Chinese Officials Dispute Tibetan Information on Protester Death Toll

Chinese officials say the Tibetan government in exile has fabricated information about protesters who were allegedly killed by Chinese security forces.

The officials were referring to a report the India-based Tibetan government released last month that identified 40 of more 100 protesters who were allegedly killed in Tibet and nearby provinces.

Chinese state-run media quoted Lhasa police officials Monday saying they could not confirm that any of the protesters were dead.

In an interview Monday with VOA Chinese service, a member of the Tibetan exile parliament rejected the police official's comments.

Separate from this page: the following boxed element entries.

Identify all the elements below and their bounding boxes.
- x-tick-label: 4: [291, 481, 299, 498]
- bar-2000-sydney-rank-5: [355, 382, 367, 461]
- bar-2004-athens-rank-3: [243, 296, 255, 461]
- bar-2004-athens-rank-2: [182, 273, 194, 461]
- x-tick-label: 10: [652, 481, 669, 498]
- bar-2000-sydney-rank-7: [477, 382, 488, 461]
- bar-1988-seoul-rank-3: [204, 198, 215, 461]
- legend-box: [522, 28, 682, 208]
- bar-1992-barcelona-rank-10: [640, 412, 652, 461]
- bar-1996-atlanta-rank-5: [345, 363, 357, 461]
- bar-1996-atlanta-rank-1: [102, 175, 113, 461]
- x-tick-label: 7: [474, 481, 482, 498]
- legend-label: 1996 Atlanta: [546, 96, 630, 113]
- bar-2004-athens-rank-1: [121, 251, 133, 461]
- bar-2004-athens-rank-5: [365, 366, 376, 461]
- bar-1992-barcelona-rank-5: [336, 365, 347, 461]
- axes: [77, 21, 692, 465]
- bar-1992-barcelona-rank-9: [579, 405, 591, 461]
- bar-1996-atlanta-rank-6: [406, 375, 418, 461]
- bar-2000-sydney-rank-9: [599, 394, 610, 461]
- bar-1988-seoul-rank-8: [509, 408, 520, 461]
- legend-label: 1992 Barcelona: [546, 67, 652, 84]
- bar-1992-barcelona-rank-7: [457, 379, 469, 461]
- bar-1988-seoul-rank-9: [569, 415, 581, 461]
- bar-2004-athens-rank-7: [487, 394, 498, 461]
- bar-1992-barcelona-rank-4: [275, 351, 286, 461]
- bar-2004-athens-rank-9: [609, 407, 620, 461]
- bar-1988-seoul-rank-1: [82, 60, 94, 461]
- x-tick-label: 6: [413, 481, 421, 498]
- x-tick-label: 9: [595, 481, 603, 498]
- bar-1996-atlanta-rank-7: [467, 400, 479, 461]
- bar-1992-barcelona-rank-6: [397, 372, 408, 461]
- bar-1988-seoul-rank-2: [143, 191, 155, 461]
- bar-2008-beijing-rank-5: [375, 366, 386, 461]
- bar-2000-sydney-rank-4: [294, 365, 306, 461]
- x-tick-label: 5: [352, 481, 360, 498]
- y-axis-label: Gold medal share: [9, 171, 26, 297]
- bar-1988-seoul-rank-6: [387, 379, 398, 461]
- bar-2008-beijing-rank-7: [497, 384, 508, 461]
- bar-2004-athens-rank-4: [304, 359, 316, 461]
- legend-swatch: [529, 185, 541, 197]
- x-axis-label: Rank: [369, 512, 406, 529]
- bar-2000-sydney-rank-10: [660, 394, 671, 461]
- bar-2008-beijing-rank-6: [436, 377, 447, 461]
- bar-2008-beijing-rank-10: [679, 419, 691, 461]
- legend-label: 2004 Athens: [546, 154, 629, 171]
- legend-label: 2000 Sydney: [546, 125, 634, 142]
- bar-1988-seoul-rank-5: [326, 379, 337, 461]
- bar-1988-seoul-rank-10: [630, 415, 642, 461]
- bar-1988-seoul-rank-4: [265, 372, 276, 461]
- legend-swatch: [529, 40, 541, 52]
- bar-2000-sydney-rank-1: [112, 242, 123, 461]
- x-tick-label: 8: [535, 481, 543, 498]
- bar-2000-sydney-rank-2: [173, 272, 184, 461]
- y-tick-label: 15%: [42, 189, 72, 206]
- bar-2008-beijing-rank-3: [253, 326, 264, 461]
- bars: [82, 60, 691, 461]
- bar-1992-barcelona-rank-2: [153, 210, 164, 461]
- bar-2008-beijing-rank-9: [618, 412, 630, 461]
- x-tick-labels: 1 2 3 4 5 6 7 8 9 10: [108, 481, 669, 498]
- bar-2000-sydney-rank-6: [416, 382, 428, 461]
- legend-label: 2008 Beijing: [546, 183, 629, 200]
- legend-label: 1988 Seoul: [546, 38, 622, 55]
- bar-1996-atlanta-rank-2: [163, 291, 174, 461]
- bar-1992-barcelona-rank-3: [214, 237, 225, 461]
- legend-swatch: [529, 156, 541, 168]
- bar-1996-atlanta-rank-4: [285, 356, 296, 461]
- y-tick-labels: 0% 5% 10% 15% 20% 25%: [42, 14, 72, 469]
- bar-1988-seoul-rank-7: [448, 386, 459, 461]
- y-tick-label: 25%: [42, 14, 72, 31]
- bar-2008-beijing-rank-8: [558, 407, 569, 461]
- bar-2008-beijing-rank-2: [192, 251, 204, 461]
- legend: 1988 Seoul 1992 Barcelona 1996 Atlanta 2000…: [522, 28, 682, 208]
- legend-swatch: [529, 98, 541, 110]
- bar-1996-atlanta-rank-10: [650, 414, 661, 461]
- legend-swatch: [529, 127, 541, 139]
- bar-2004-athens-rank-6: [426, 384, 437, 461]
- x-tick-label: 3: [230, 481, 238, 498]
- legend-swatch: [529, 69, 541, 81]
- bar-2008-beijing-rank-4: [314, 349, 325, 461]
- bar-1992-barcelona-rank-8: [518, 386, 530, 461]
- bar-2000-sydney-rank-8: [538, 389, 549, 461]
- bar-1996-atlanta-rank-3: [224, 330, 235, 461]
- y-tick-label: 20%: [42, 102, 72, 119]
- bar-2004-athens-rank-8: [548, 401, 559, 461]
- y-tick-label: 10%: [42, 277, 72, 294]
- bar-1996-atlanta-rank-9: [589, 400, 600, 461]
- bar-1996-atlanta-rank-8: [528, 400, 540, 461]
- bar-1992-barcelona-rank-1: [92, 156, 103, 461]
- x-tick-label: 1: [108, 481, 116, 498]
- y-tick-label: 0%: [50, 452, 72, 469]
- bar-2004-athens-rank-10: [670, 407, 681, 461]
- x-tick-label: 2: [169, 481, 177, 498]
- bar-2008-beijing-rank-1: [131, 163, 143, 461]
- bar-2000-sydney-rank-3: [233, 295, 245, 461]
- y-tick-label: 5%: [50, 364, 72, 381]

Kelsang Gyaltsen said the names and places of birth of the deceased named by the exiled Tibetan government were provided by family members and what he termed other reliable sources.

The exile government says as many as 150 Tibetans have died over the last four weeks of protests. Chinese officials say 18 "innocent" people died in Lhasa, but have not said whether others also died on March 14th.

Meanwhile, reports released Monday said several Tibetans were injured when Chinese paramilitary police opened fire on a Tibetan gathering Saturday in Sichuan province.

Also Monday, China's top security official, Wu Heping, briefed foreign journalists on what he said was evidence of the so-called "Dalai clique's" instigation of Tibetan protests.

On Sunday, the Dalai Lama appealed to Tibetans around the world to refrain from violence and any actions that, in his words, "could create hatred in the minds of Chinese people."